NASA SBIR 02-1 Solicitation


PROPOSAL NUMBER:02- B1.02-7843 (For NASA Use Only - Chron: 024156 )
SUBTOPIC TITLE: Gravitational Effects on Biotechnology and Materials Sciences
PROPOSAL TITLE: Development of Tantalum Carbide for Microgravity Containment Cartridges

SMALL BUSINESS CONCERN (Firm Name, Mail Address, City/State/Zip, Phone)
Plasma Processes, Inc.
4914 Moores Mill Rd
Huntsville , AL   35811 - 1558
(256 ) 851 - 7653

PRINCIPAL INVESTIGATOR/PROJECT MANAGER (Name, E-mail, Mail Address, City/State/Zip, Phone)
Scott O'Dell
4914 Moores Mill Rd
Huntsville , AL   35811 - 1558
(256 ) 851 - 7653

Two critical aspects for microgravity materials experiments are to ensure the safety of the International Space Station (ISS) crew/hardware and to maximize the level of obtainable science. Several of the materials processing experiments for the Quench Module Insert (QMI), one of the first Experiment Modules (EM) to be used aboard the ISS, require processing aluminum or aluminum alloys. Recent tests by NASA have shown refractory metal cartridges have limited resistance to attack from molten aluminum. In addition, these cartridge materials have relatively low emissivities which result in reduced rates of heat transfer from the heater core to samples being processed; thus, the level of obtainable science is not maximized. Recently, tantalum carbide has been identified as having a high resistance to attack by molten aluminum as well as having a significantly higher emissivity than typical refractory metal cartridge materials. Therefore, an investigation is proposed to develop methods for producing tantalum carbide on the internal and external surfaces of containment cartridges for use in microgravity furnaces. Successful completion of this work will enhance furnace efficiency by lowering power requirements and increasing quench rates, increase sample containment reliability/safety, and reduce the cost to produce sample containment cartridges.

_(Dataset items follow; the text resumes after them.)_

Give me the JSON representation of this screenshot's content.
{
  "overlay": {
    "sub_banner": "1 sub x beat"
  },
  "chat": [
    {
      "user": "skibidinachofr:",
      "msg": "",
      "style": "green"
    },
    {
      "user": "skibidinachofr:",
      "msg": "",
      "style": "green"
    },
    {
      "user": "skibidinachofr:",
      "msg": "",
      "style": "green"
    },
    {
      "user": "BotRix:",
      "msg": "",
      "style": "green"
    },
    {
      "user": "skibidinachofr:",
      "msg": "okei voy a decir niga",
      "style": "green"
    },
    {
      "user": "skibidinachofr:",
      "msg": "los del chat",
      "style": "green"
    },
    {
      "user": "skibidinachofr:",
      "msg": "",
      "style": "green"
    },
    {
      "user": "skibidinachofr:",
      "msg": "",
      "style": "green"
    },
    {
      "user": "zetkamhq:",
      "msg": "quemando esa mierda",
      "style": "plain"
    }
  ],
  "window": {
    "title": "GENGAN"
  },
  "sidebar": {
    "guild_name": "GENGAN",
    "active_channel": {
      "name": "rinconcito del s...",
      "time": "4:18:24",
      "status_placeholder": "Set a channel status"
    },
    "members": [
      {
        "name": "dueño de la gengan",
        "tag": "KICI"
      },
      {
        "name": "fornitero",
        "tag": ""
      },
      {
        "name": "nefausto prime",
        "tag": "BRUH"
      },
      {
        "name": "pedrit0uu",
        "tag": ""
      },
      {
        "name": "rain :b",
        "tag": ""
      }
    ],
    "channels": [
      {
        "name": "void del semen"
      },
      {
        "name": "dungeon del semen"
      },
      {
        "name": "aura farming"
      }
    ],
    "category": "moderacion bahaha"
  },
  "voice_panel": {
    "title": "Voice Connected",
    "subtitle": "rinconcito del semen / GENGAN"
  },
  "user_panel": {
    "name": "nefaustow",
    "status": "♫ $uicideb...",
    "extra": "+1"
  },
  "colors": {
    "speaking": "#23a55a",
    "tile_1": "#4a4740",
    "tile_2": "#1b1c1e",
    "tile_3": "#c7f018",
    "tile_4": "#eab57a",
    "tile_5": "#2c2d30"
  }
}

Commercial potential for the technology being developed during this effort is very high. Potential applications included, but are not limited to, high temperature furnace and retort components, rocket motor throat inserts, radiation shields, heat pipes, power generation equipment, nuclear components, turbines, combustion chambers, incinerators, beam and sputter targets.

NASA?s desire to obtain the maximum amount of science from microgravity materials science experiments along with the need to provide safe and reliable containment methods to protect extremely expensive space hardware and the lives of the crews occupying those facilities more than justifies the development of the proposed technology.

Form Printed on 09-05-02 10:10